There is too little context to answer this question. It depends on how you are going to use these classes. I cannot guess. Why the properties Item and PointObject? Are they scalars? The names are singular.
properties(Access = public)
Item = Point()
Count = 0
PointObject = Point()
end
obj.Item( 1 ) the value of the index (ONE) is that a typo?
obj.Item(1) = Point(id, x, y);
"There will be a lot of Point objects" Be careful, operating on thousands of simple point object can turn out to be very slow with Matlab.
"is it common (in simple programs) to assign an object to property then invoke it's methods by dot notation on assigned object" Yes, that's common. Added later: But be aware of the train wreck anti pattern
  2 Kommentare
Mario Malic
Mario Malic am 20 Sep. 2021
Bearbeitet: Mario Malic am 20 Sep. 2021
Thank you Per for your suggestions.
I will take a look on this presentation and will look for beginner books on OOP in Python.

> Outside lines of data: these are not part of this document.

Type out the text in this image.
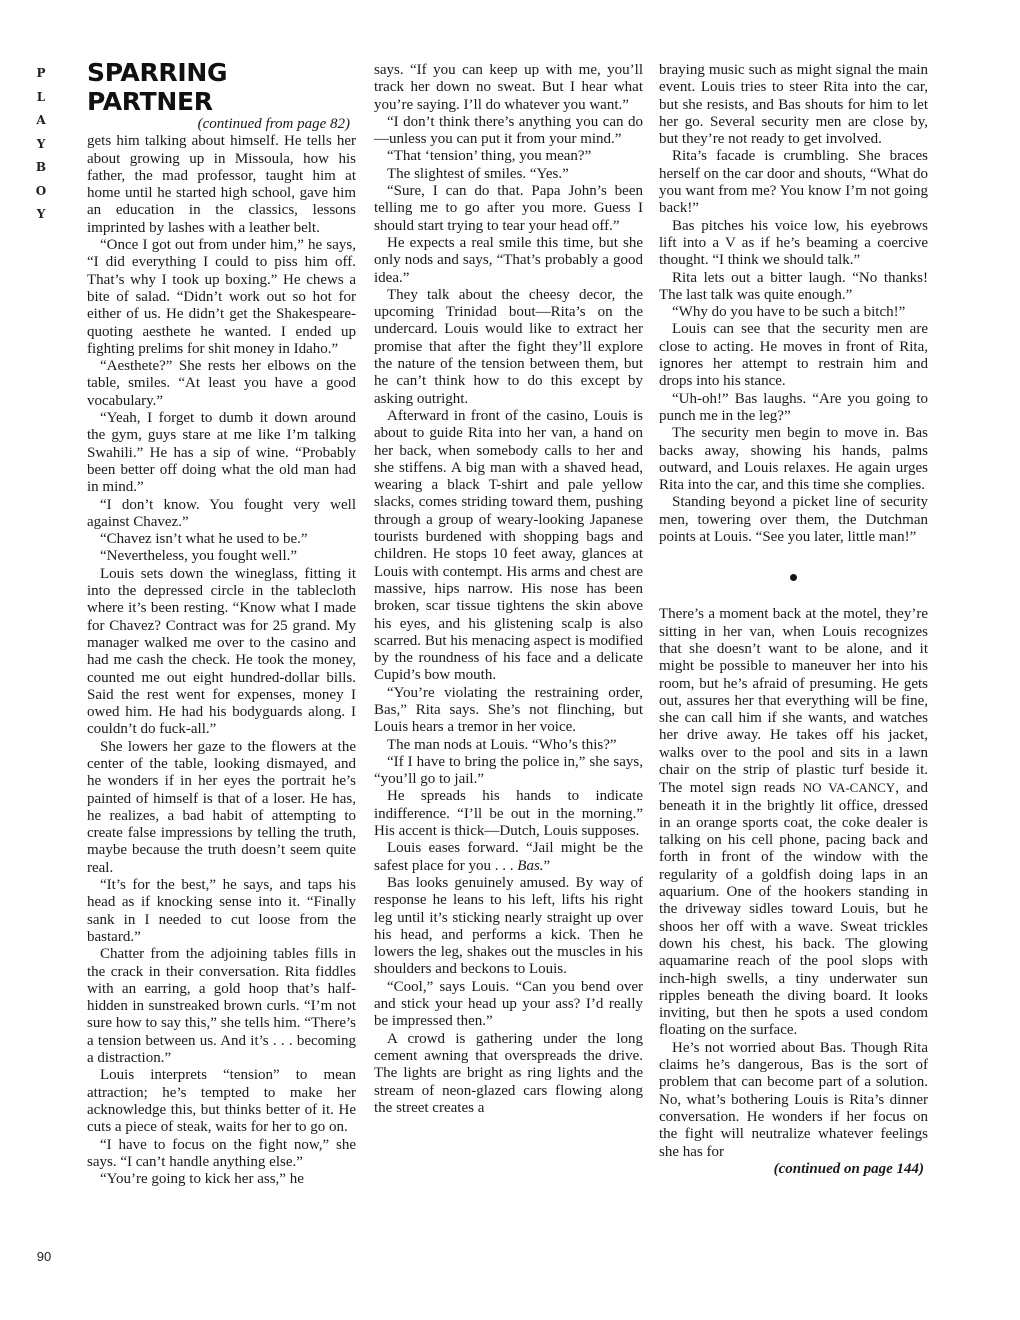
P
L
A
Y
B
O
Y
90
SPARRING PARTNER
(continued from page 82)

gets him talking about himself. He tells her about growing up in Missoula, how his father, the mad professor, taught him at home until he started high school, gave him an education in the classics, lessons imprinted by lashes with a leather belt.

“Once I got out from under him,” he says, “I did everything I could to piss him off. That’s why I took up boxing.” He chews a bite of salad. “Didn’t work out so hot for either of us. He didn’t get the Shakespeare-quoting aesthete he wanted. I ended up fighting prelims for shit money in Idaho.”

“Aesthete?” She rests her elbows on the table, smiles. “At least you have a good vocabulary.”

“Yeah, I forget to dumb it down around the gym, guys stare at me like I’m talking Swahili.” He has a sip of wine. “Probably been better off doing what the old man had in mind.”

“I don’t know. You fought very well against Chavez.”

“Chavez isn’t what he used to be.”

“Nevertheless, you fought well.”

Louis sets down the wineglass, fitting it into the depressed circle in the tablecloth where it’s been resting. “Know what I made for Chavez? Contract was for 25 grand. My manager walked me over to the casino and had me cash the check. He took the money, counted me out eight hundred-dollar bills. Said the rest went for expenses, money I owed him. He had his bodyguards along. I couldn’t do fuck-all.”

She lowers her gaze to the flowers at the center of the table, looking dismayed, and he wonders if in her eyes the portrait he’s painted of himself is that of a loser. He has, he realizes, a bad habit of attempting to create false impressions by telling the truth, maybe because the truth doesn’t seem quite real.

“It’s for the best,” he says, and taps his head as if knocking sense into it. “Finally sank in I needed to cut loose from the bastard.”

Chatter from the adjoining tables fills in the crack in their conversation. Rita fiddles with an earring, a gold hoop that’s half-hidden in sunstreaked brown curls. “I’m not sure how to say this,” she tells him. “There’s a tension between us. And it’s . . . becoming a distraction.”

Louis interprets “tension” to mean attraction; he’s tempted to make her acknowledge this, but thinks better of it. He cuts a piece of steak, waits for her to go on.

“I have to focus on the fight now,” she says. “I can’t handle anything else.”

“You’re going to kick her ass,” he

says. “If you can keep up with me, you’ll track her down no sweat. But I hear what you’re saying. I’ll do whatever you want.”

“I don’t think there’s anything you can do—unless you can put it from your mind.”

“That ‘tension’ thing, you mean?”

The slightest of smiles. “Yes.”

“Sure, I can do that. Papa John’s been telling me to go after you more. Guess I should start trying to tear your head off.”

He expects a real smile this time, but she only nods and says, “That’s probably a good idea.”

They talk about the cheesy decor, the upcoming Trinidad bout—Rita’s on the undercard. Louis would like to extract her promise that after the fight they’ll explore the nature of the tension between them, but he can’t think how to do this except by asking outright.

Afterward in front of the casino, Louis is about to guide Rita into her van, a hand on her back, when somebody calls to her and she stiffens. A big man with a shaved head, wearing a black T-shirt and pale yellow slacks, comes striding toward them, pushing through a group of weary-looking Japanese tourists burdened with shopping bags and children. He stops 10 feet away, glances at Louis with contempt. His arms and chest are massive, hips narrow. His nose has been broken, scar tissue tightens the skin above his eyes, and his glistening scalp is also scarred. But his menacing aspect is modified by the roundness of his face and a delicate Cupid’s bow mouth.

“You’re violating the restraining order, Bas,” Rita says. She’s not flinching, but Louis hears a tremor in her voice.

The man nods at Louis. “Who’s this?”

“If I have to bring the police in,” she says, “you’ll go to jail.”

He spreads his hands to indicate indifference. “I’ll be out in the morning.” His accent is thick—Dutch, Louis supposes.

Louis eases forward. “Jail might be the safest place for you . . . Bas.”

Bas looks genuinely amused. By way of response he leans to his left, lifts his right leg until it’s sticking nearly straight up over his head, and performs a kick. Then he lowers the leg, shakes out the muscles in his shoulders and beckons to Louis.

“Cool,” says Louis. “Can you bend over and stick your head up your ass? I’d really be impressed then.”

A crowd is gathering under the long cement awning that overspreads the drive. The lights are bright as ring lights and the stream of neon-glazed cars flowing along the street creates a

braying music such as might signal the main event. Louis tries to steer Rita into the car, but she resists, and Bas shouts for him to let her go. Several security men are close by, but they’re not ready to get involved.

Rita’s facade is crumbling. She braces herself on the car door and shouts, “What do you want from me? You know I’m not going back!”

Bas pitches his voice low, his eyebrows lift into a V as if he’s beaming a coercive thought. “I think we should talk.”

Rita lets out a bitter laugh. “No thanks! The last talk was quite enough.”

“Why do you have to be such a bitch!”

Louis can see that the security men are close to acting. He moves in front of Rita, ignores her attempt to restrain him and drops into his stance.

“Uh-oh!” Bas laughs. “Are you going to punch me in the leg?”

The security men begin to move in. Bas backs away, showing his hands, palms outward, and Louis relaxes. He again urges Rita into the car, and this time she complies.

Standing beyond a picket line of security men, towering over them, the Dutchman points at Louis. “See you later, little man!”

There’s a moment back at the motel, they’re sitting in her van, when Louis recognizes that she doesn’t want to be alone, and it might be possible to maneuver her into his room, but he’s afraid of presuming. He gets out, assures her that everything will be fine, she can call him if she wants, and watches her drive away. He takes off his jacket, walks over to the pool and sits in a lawn chair on the strip of plastic turf beside it. The motel sign reads NO VA-CANCY, and beneath it in the brightly lit office, dressed in an orange sports coat, the coke dealer is talking on his cell phone, pacing back and forth in front of the window with the regularity of a goldfish doing laps in an aquarium. One of the hookers standing in the driveway sidles toward Louis, but he shoos her off with a wave. Sweat trickles down his chest, his back. The glowing aquamarine reach of the pool slops with inch-high swells, a tiny underwater sun ripples beneath the diving board. It looks inviting, but then he spots a used condom floating on the surface.

He’s not worried about Bas. Though Rita claims he’s dangerous, Bas is the sort of problem that can become part of a solution. No, what’s bothering Louis is Rita’s dinner conversation. He wonders if her focus on the fight will neutralize whatever feelings she has for

(continued on page 144)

The reason why I created these two different classes, is partially because of the slowness. When I had Point class, creating object one by one make MATLAB slow as expected. Since I want these objects to be in an array, I wanted to initialise as many as I need and then afterwards set their properties which is obviously a lot faster. Because it's a vector, one can use numel to check the number of elements, but since it counts the empty elements as well, there's no use of numel in this case. I couldn't think of way of indexing into an array other than wrapping it up into another class whose objective is to hold on to the Point objects and with help of Count property to correctly index into an array of Item.
"obj.Item( 1 ) the value of the index (ONE) is that a typo?"
I updated the code for the Points class and now should be more understandable what was my intention.
Other than Points, I will also deal with Line(s) class(es) which contain Point objects, Surface(es) class(es) which contain Line objects etc etc. It's getting nasty preeeeeety quickly. 😁
per isakson
per isakson am 21 Sep. 2021
" It's getting nasty preeeeeety quickly." This is not a beginners exercise. Find out how others solved the task.